La Ligne Noire

Depuis près de deux ans, auto-saisi d’une mission revendiquée, je parcours le Croissant Fossile (1).
Comme on effleure sans cesse une cicatrice indélébile, je traque les stigmates.
Je regarde là où les scories craquent encore sous le pied, là où le schiste carboné donne son lustre au paysage, invitant le regard sur des seuils fragiles.


Relevant avec précision les données géographiques de mes prélèvements, ce sont surtout mes pas, mes arrêts, mes hésitations que je mesure.

Sur un tronçon de 450 kilomètres qui s’ouvre du nord de de la France jusqu’aux confins de la Rurh en Allemagne, en passant par la Belgique,
je prospecte obstinément cette veine charbonnière comme on suit une mémoire souterraine.

Le sol est chargé.
Il a porté des corps et supporté la fatigue.
Il continue de parler, même lorsqu’on ne l’écoute plus.

Le Borinage de mon enfance est un point d’ancrage.
Il est lumière avant d’être territoire, et paysage, imposé au corps.
Mes parents m’envoyaient sur le terril ramasser des gaillettes sur le relief bosselé.
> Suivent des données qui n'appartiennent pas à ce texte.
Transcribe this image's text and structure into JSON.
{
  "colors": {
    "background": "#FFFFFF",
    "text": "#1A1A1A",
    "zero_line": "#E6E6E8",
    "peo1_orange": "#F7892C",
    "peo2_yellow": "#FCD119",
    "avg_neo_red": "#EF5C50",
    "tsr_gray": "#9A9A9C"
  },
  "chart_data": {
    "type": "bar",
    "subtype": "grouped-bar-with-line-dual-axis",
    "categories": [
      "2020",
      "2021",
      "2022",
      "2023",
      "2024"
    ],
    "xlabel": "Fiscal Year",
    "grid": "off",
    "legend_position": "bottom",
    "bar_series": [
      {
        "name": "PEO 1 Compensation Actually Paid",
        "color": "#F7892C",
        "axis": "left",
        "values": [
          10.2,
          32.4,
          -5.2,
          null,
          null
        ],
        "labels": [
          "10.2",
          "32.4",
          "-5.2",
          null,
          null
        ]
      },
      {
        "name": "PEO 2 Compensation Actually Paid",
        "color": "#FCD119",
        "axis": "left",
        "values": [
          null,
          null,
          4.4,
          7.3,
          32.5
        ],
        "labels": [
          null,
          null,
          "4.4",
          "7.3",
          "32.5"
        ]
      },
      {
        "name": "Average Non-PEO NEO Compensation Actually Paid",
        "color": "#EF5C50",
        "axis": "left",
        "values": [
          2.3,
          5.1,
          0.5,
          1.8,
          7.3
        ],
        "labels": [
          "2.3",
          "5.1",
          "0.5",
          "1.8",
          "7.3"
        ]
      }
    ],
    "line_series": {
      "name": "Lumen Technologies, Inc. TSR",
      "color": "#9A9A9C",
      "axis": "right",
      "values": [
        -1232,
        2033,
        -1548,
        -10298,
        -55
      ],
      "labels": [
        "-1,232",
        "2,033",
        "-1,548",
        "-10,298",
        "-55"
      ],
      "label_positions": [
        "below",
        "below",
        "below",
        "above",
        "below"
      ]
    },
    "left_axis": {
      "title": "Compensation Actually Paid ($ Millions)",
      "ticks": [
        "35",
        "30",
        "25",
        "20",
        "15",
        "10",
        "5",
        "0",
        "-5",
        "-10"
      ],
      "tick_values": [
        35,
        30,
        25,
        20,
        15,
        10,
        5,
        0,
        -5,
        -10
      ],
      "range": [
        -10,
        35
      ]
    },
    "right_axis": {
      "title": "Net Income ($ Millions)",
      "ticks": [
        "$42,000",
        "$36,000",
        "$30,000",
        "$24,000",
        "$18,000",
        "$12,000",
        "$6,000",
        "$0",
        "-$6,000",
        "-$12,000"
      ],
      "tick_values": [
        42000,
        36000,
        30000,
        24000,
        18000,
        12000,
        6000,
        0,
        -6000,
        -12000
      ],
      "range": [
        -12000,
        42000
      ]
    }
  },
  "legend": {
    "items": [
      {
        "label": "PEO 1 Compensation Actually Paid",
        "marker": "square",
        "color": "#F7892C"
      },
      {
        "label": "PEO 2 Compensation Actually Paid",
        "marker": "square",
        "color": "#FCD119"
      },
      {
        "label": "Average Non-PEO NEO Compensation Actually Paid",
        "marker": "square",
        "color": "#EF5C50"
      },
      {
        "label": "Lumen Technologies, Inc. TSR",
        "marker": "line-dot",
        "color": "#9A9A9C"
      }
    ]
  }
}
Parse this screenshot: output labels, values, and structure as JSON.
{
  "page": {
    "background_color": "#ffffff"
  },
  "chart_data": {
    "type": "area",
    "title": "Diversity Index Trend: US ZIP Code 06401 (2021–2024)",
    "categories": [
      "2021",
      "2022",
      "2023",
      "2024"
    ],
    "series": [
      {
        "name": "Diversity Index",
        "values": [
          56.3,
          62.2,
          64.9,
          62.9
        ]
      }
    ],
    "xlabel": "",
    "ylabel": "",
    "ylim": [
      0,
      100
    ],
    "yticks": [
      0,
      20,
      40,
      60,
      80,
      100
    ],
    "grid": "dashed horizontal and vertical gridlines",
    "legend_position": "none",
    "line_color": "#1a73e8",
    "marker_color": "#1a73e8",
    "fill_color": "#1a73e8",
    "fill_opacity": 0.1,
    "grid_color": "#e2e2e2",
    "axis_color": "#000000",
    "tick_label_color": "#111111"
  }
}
Je récoltais ces déchets charbonneux effleurant à la surface du sol

pour alimenter le poêle et prolonger la chaleur. Le paysage entrait dans la maison, par nécessité.

Les terrils, silhouettes sombrement silencieuses, structuraient l’horizon.
Je passais du temps à les escalader.
Non par des chemins tracés — ils n’existaient pas vraiment — mais par la face abrupte,
là où le corps cherche ses appuis, teste le sol, accepte le glissement ou la chute.
Grimper devenait une lutte silencieuse contre la pente, à l’assaut de la matière instable. Cette façon de traverser le paysage s’est inscrite en moi.
Elle a façonné un rapport physique au territoire, fait d’engagement et de déséquilibre.

Aujourd’hui, ce territoire devient matrice, marque transversale à partir de laquelle je pénètre une portion du paysage minier européen.
Au cœur de cet ancrage intime, les frontières administratives perdent leur netteté. Elles s’enracinent dans les traces du passé industriel : reliefs artificiels, sols compactés, architectures abandonnées.
Cette lisière s’inscrit dans la matière même du paysage.
Même invisible, elle se ressent.
Elle franchit les espaces et les corps sans qu’on puisse l’abolir, offrant une continuité de lignes, de lumières, de sols travaillés ou en friche.

Et je me pose là.
Là où ça résiste.
Là où le paysage semble retenir un souffle silicotique.
Là où mes souvenances affleurent,
loin du récit linéaire,
comme une frange floue et instable entre le vécu et le découvert.

Enfant du Borinage, je m’autorise à tirer ce fil, à le tisser, à inscrire mon travail dans un corpus plus large, où la photographie devient une forme d’écriture lente, attentive, traversée par la mémoire. Une écriture qui ne cherche pas à tracer des lignes nettes,
mais à mettre au jour une unité fragile, transversale, héritée du sous-sol et encore présente à la surface du monde.